A study conducted by global consulting major Ernst & Young says that while protests against outsourcing and offshoring have reached a fever pitch amongst workers unions and politicians with the US presidential elections just round the corner, the flow of work to India has remained constant.
"The sentiment is very strong. None of our participants felt business on the ground had been affected," said Gopal Jain, a private equity investor involved with the Indo-American Chamber of Commerce in Mumbai, which jointly produced the report.
The E&Y study backs up the National Association of Software and Service Companies forecasts.

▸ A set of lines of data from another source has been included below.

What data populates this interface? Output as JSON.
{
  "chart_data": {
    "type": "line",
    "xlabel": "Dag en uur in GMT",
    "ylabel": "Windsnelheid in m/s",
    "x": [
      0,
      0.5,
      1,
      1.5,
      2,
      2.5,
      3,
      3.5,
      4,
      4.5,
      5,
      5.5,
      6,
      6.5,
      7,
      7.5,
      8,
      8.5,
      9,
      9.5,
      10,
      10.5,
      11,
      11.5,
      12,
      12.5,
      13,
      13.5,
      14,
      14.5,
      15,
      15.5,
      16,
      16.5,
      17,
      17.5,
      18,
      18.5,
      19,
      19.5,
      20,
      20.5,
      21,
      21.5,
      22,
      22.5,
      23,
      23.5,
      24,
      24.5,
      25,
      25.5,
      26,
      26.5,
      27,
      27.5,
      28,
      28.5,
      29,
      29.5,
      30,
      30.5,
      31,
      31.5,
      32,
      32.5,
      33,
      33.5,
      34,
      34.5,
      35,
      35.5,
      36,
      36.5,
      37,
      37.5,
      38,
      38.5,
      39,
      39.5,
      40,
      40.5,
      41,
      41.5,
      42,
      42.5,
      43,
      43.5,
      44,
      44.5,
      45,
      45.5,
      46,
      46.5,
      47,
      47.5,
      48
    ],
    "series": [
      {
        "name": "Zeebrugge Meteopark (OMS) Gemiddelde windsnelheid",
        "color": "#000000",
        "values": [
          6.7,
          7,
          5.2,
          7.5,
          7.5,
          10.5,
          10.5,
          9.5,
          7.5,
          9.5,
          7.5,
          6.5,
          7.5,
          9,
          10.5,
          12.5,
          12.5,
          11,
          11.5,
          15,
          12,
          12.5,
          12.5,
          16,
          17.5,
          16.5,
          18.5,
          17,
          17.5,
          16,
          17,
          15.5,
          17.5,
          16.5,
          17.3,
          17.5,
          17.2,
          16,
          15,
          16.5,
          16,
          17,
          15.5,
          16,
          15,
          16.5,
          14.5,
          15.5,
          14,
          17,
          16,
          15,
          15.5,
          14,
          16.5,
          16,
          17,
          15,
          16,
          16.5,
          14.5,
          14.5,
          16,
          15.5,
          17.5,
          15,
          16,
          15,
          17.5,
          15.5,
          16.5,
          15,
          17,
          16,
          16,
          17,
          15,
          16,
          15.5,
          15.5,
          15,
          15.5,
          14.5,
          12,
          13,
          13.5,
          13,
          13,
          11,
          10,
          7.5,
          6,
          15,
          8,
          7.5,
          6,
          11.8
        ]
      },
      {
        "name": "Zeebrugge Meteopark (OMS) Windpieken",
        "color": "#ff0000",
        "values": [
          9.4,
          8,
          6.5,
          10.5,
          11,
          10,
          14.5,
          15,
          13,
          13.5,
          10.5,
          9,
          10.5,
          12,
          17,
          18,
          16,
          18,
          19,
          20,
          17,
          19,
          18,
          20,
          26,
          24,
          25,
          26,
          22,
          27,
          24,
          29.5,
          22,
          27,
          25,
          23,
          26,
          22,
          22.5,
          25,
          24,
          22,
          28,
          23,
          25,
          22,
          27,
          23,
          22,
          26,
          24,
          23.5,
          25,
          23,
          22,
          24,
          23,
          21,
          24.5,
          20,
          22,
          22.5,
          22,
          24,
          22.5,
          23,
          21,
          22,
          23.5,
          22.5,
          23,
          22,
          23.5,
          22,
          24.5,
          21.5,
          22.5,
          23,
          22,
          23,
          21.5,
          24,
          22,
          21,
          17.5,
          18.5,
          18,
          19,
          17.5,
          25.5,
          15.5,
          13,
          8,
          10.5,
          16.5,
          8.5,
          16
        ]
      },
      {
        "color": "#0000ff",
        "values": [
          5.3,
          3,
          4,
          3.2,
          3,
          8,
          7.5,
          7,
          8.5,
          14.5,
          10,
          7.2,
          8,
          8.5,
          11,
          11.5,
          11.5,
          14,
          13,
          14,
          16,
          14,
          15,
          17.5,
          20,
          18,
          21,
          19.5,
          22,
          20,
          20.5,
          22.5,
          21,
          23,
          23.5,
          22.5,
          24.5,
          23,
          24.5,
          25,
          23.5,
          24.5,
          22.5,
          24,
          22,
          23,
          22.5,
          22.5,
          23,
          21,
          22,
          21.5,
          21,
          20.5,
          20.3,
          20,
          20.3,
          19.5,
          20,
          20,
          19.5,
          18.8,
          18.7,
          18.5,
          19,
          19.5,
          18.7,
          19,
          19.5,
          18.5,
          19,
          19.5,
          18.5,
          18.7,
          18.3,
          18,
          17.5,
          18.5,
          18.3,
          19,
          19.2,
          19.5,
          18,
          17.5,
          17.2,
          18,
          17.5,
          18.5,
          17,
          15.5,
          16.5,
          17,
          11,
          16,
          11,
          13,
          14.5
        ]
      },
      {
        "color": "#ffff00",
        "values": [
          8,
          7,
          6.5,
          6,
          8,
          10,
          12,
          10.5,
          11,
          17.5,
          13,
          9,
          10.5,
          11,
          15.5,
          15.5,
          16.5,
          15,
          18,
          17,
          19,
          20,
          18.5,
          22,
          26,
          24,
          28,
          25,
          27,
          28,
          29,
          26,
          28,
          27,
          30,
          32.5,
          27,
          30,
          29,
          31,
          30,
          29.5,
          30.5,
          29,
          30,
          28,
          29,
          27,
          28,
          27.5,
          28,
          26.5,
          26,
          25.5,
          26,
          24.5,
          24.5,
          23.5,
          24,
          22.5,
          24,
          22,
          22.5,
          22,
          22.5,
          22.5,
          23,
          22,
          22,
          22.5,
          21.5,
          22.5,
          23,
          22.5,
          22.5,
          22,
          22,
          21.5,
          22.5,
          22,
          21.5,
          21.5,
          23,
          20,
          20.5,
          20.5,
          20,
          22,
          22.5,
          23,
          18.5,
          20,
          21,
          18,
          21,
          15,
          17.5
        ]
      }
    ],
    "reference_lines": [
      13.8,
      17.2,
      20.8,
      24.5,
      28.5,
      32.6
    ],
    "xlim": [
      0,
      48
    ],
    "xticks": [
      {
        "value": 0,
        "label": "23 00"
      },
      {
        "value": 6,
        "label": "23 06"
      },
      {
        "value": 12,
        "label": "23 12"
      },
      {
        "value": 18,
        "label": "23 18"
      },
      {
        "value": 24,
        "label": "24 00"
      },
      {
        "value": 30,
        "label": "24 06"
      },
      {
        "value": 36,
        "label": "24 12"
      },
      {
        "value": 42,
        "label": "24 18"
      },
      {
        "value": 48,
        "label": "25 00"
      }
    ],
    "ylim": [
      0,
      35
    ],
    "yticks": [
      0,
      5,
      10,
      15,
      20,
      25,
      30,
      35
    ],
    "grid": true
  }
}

Ernst & Young said that 'outsourcing in India, with its low-cost, English-speaking work force, next year will continue its trend of phenomenal revenue growth, which was 50 per cent for the second straight year in the 12 months that ended March 31.'
Business process outsourcing is the fastest-growing sector in India's IT industry, with work like filing US tax returns, handling billing questions, telemarketing at call centers, et cetera making up the bulk of the outsourced elements.
About 100,000 US tax returns were prepared in Mumbai and Bangalore this year.
Ernst & Young partner Ranjan Biswas, one of the report's authors, said: "Employee retention is a key to India's technology sector continuing its explosive growth. The monotonous nature of some of the work is blamed in part for increasing staff attrition and absenteeism."
"At any point in time these outsourcing units have around 10-12 percent of staff absent," Biswas said.
That raises costs for companies who must keep extra employees on their payroll to fill in for absent workers or those who quit suddenly, he said.
"Indian call centers are offering services in languages like Spanish, French and German. It is something that some call centers are building up as it will help them offer their services to a larger set of clients and markets," said Ranjan Biswas, partner, Ernst & Young.
The survey interviewed 23 third party BPO vendors located at key cities across India and was released during the Global Offshore Outsourcing Summit 2004 that started in Mumbai on Tuesday. The two-day summit discusses the emerging global outsourcing landscape and the various issues that Indian BPO players face. The Ernst & Young survey focuses on the third party BPO service providers as opposed to captive units set up by large companies as in the case of GE or American Express.